Maori in freshwater bid
Maori leaders have mounted a bid for effective ownership of a share of the country's freshwater.
This would allow them, and other with water rights, to onsell it to those who need water for irrigation, hydropower and other commercial uses.
Talks between the powerful Iwi Leaders Group and the Government, fronted by Deputy Prime Minister Bill English and Environment Minister Nick Smith, are at a critical stage after ministers rejected a nationwide 'Waterlords' settlement along the lines of the Sealords deal over Maori commercial fishing claims.
The Government is adamant it will not hand over rights in perpetuity to Maori - but it may compromise by allowing regional councils to do local deals with Maori.
Farmers are worried that there will not be enough water to go around if significant quantities of freshwater are set aside for Maori.
In a Cabinet paper, Smith points to possible "catchment by catchment" deals at a regional government level. The Crown has acknowledged Maori interests and rights in freshwater but their extent and nature is at issue. The Government may set criteria by which local iwi can get preferential access to water, catchment by catchment, Smith says.
Ministers and iwi leaders held a summit at Waitangi during the February 6 commemorations, in a swift response to an iwi- commissioned report proposing radical ways to deal with freshwater and Maori claims. The report, by research group Sapere, proposed a nationwide settlement, an end to 35-year renewals of water consents. and a move to permanent rights and a market in tradable water rights.
It argued the regime would not only be a boon for Maori but would add $2 billion to the value of power-generating assets, $5.5b to the primary sector and boost the overall economy, while helping reduce the effects of drought through more efficient use of water. It would also open the way for the Government to levy resource taxes on income from using the water.
But demoted minister Judith Collins has come out swinging against the plan, describing it as a cash grab that would hit consumers in the wallet.
Officials put the value of freshwater to the economy at $34.85 billion a year.

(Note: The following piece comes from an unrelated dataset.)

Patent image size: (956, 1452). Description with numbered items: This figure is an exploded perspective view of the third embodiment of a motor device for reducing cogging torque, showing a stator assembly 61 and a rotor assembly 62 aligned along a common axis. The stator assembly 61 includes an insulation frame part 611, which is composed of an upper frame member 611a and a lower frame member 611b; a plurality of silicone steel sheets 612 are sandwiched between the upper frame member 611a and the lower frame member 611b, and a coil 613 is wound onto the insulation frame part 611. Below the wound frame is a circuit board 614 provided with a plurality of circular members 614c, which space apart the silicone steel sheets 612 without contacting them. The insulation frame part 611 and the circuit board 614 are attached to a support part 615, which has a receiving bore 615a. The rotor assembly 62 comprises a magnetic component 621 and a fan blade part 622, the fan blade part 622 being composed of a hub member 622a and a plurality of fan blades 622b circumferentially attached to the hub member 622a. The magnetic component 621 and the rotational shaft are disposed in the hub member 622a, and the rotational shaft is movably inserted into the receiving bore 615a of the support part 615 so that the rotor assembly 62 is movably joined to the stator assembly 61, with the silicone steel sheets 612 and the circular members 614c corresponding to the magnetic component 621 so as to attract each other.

Kevin Ferris, who has dairy farms in the Waikato and Southland, has consent to use water in his dairy sheds. "We need water and if there's a risk that the water's going to go elsewhere, it's going to shift the ability to finance our business, " he said. "People don't want a knee-jerk. We want to get it right. To me it affects every New Zealander, not just me."
Ian Mackenzie, a Canterbury farmer and Federated Farmers' spokesman, said the Government needed to be careful not to solve one grievance by creating another. "New Zealand's water is already allocated so the only way the Government could allocate further water to iwi is if they build more water storage infrastructure."

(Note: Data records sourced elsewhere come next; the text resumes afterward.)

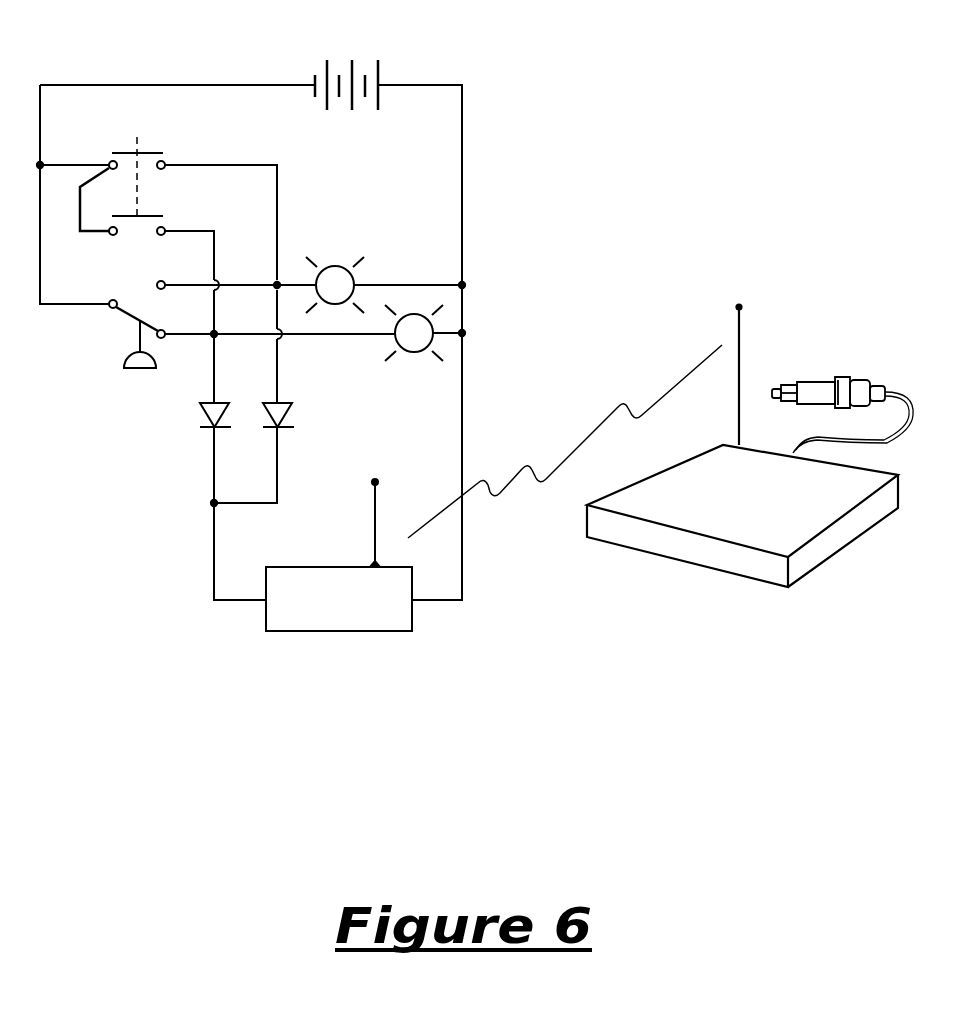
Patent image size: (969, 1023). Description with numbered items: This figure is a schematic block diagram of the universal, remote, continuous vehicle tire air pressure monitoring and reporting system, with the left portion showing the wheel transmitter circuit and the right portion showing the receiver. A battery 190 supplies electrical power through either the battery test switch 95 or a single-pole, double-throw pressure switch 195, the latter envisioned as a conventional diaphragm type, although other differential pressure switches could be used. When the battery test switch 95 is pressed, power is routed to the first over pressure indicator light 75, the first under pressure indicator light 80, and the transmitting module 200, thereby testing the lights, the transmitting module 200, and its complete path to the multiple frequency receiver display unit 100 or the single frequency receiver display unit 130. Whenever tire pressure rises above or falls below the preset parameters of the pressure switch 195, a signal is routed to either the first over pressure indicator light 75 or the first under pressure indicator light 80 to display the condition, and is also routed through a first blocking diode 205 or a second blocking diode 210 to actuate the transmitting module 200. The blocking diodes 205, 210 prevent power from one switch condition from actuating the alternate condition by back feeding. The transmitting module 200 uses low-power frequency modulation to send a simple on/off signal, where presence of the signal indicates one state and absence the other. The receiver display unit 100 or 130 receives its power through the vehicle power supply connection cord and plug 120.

The battery 190 is at (382, 67).
The battery test switch 95 is at (165, 150).
The first over pressure indicator light 75 is at (357, 277).
The first under pressure indicator light 80 is at (423, 350).
The single-pole, double-throw pressure switch 195 is at (140, 371).
The second blocking diode 210 is at (212, 428).
The first blocking diode 205 is at (294, 417).
The transmitting module 200 is at (397, 630).
The multiple frequency receiver display unit 100 is at (742, 504).
The single frequency receiver display unit 130 is at (752, 570).
The vehicle power supply connection cord and plug 120 is at (825, 380).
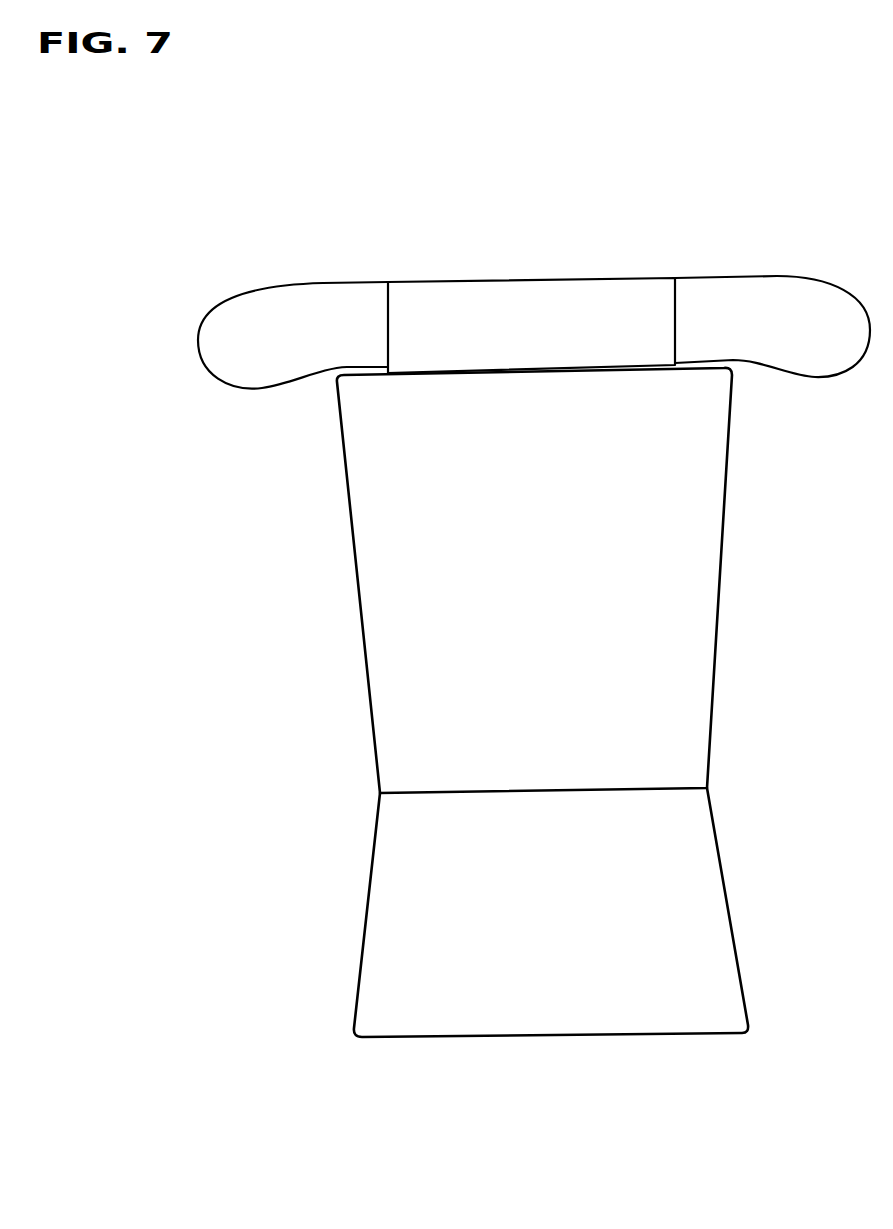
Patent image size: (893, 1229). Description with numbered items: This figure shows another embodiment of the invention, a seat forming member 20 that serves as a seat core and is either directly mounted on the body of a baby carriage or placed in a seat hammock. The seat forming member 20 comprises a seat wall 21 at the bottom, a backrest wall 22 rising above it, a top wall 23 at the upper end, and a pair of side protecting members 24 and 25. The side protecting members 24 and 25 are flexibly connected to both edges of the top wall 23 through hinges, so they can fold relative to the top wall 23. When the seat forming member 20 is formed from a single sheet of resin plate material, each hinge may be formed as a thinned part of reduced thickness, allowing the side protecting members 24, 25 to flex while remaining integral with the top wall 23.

The seat forming member 20 is at (534, 279).
The seat wall 21 is at (705, 898).
The backrest wall 22 is at (698, 588).
The top wall 23 is at (517, 292).
The side protecting member 24 is at (792, 292).
The side protecting member 25 is at (270, 303).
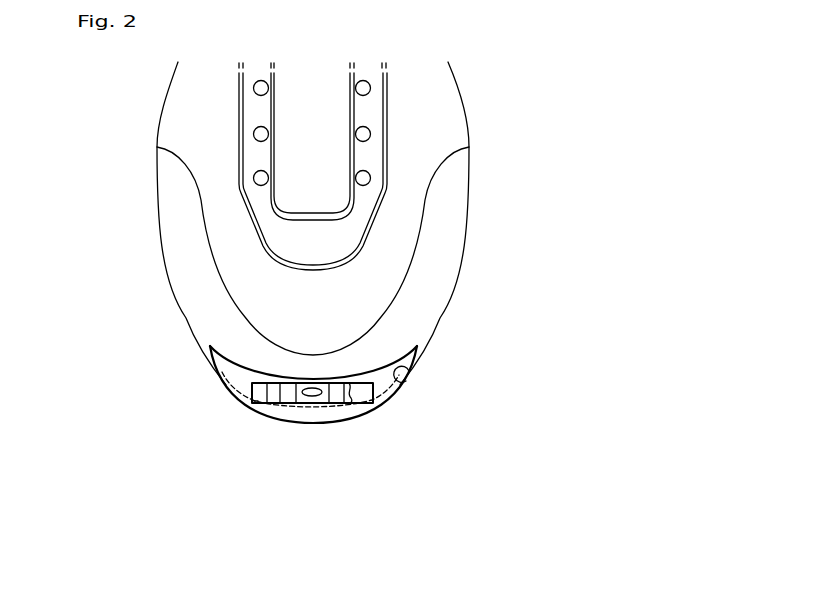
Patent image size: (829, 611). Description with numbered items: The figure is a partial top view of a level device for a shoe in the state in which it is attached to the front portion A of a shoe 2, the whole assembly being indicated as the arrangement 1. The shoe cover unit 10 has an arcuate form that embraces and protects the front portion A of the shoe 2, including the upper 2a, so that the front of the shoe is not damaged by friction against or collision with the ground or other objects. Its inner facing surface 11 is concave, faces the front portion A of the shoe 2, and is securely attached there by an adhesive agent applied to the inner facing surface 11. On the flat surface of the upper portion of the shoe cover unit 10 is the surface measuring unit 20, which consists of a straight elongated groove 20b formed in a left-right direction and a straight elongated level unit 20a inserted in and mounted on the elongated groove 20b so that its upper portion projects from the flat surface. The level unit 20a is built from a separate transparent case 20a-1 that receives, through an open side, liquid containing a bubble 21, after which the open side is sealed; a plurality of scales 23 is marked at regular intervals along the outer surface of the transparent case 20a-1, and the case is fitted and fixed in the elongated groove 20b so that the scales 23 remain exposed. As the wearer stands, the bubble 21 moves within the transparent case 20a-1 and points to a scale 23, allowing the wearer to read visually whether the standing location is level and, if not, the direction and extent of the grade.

The heel device / insert 1 is at (293, 426).
The shoe 2 is at (475, 211).
The upper 2a is at (443, 277).
The shoe cover unit 10 is at (401, 401).
The inner facing surface 11 is at (409, 370).
The surface measuring unit 20 is at (232, 421).
The level unit 20a is at (142, 358).
The transparent case 20a-1 is at (263, 402).
The elongated groove 20b is at (364, 396).
The bubble 21 is at (311, 388).
The scales 23 is at (272, 398).
The front portion A is at (302, 408).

Waikato Federated Farmers president Chris Lewis said many catchments around the region were already over-allocated. "There's no more to give out . . . You can't allocate something when there's not enough there." Waikato iwi were already well-organised with water and had what they needed for their enterprises, he said. "They have got the water they need and they have applied for it like everyone has: industry, farmers, city councils, district councils."
Smith and English this week told the Sunday Star-Times they rejected key elements of the Sapere report, including the removal of the 35-year limit on water consents. "Both industry and iwi want that shifted to rights in perpetuity and the Government will not, " Smith said.
The Government's view was that nobody owned water, neither the Crown nor iwi, and it was a public good. "There is not going to be any national settlement or allocation, or any sort of iwi by iwi exclusive rights. We have been making that very plain to them, " he said.
English insisted freshwater claims would not spark a foreshore and seabed-style controversy like the one that engulfed the Clark Government.
Some councils have preference in their plans already. For instance, in Nelson there is an agreement between iwi and the council about how it will allocate surplus water from Motueka River.
Smith said the Government was reluctant to switch from a consents-based regime to the rights-based trading advocated by Sapere, but did not rule it out at a local level, pointing to existing trading schemes in North Otago and Taupo that are allowed under the Resource Management Act. Asked if some existing rights could be removed from farmers and given to iwi, English said: "I simply don't know the answer to that."
A spokesman for the Freshwater Iwi Leaders Group would say only that the group "continues to engage with the Crown on Iwi freshwater rights and interests."
Lawyer James Dunne, a partner in Chen Palmer, warned of a possible uninformed public backlash in light of the controversy over the Foreshore and seabed issue.